Saturday Review - 20/03/2010

Logo for Saturday Review - 20/03/2010

Tom Sutcliffe is joined by writer David Aaronovitch, historian Kathryn Hughes and comedian David Schneider to review the cultural highlights of the week. Glenn Ficarra's film I Love You Phillip Morris is based on the true story of con man Steven Russell, who met and fell in love with Morris when he was serving a jail sentence for insurance fraud. Russell's multiple escapes and attempts to fraudulently spring Morris from jail finally resulted in him being handed a 144 year sentence of which he has currently served the first nine. Jim Carrey and Ewan McGregor are the star-crossed lovers. In Lionel Shriver's novel So Much For That, Shepherd Knacker is about to fulfill his dream of using the money he has salted away from years of work to buy a new life on a tropical island. But then his wife is diagnosed with cancer and she can't afford for Shep to give up the health plan that goes with his job. Shriver addresses the shortcomings of the American health system with barely concealed rage and lays bare the indignities of illness and dying. Jeremy Irons plays the Lear-like figure of Colm in Dennis Kelly's play The Gods Weep. In this RSC production at the Hampstead Theatre in London, Colm is a powerful industrialist who announces that he is stepping down as CEO and dividing his global empire between two of his senior executives.
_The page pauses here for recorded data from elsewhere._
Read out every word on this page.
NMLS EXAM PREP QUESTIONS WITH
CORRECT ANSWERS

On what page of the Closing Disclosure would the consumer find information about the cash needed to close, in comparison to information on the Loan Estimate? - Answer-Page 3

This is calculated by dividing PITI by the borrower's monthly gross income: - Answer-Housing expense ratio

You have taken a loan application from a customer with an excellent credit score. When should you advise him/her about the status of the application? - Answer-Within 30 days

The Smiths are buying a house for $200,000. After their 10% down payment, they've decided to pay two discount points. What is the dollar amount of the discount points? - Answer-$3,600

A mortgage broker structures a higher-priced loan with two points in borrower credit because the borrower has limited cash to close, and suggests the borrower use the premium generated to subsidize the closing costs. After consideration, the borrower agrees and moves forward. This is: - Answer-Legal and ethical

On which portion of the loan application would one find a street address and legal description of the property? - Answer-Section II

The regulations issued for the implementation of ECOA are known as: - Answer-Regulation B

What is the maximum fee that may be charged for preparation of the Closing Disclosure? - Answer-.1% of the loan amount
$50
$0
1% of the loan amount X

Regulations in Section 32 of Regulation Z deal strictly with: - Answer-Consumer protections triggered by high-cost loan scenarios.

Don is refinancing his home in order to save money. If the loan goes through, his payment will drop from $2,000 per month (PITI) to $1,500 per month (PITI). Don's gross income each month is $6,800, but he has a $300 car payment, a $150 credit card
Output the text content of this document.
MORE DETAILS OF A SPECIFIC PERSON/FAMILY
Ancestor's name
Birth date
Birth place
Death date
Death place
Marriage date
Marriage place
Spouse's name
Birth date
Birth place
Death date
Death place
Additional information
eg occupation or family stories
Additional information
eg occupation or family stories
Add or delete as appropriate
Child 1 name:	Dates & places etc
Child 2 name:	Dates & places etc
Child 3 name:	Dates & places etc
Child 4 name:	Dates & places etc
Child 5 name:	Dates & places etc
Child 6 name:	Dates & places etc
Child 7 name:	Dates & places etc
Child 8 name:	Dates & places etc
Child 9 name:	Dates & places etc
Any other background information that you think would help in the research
The resulting turmoil descends into civil war with Colm becoming a diminished and increasingly remorseful figure. The extraordinary story of John Darwin - the man who supposedly went missing in 2002, only to walk into a police station in 2007 claiming to be suffering from amnesia - is dramatised in BBC4's Canoe Man. Bernard Hill plays Darwin who co-opts his wife Anne (Saskia Reeves) into playing her part in the deception, which involves using the insurance money to buy property in Panama and letting their two sons think that their father is dead. Quilts 1700 - 2010 is the Victoria and Albert Museum's first major exhibition devoted to the craft and art of British quiltmaking. It features around 70 quilts including some by contemporary artists including Grayson Perry and Tracey Emin and some works specially commissioned for the exhibition. Some of the pieces on display were conceived purely for beauty or utility, while others are more didactic or commemorate historical events, such as a quilt from 1805 which shows George III reviewing his troops and other patriotic scenes.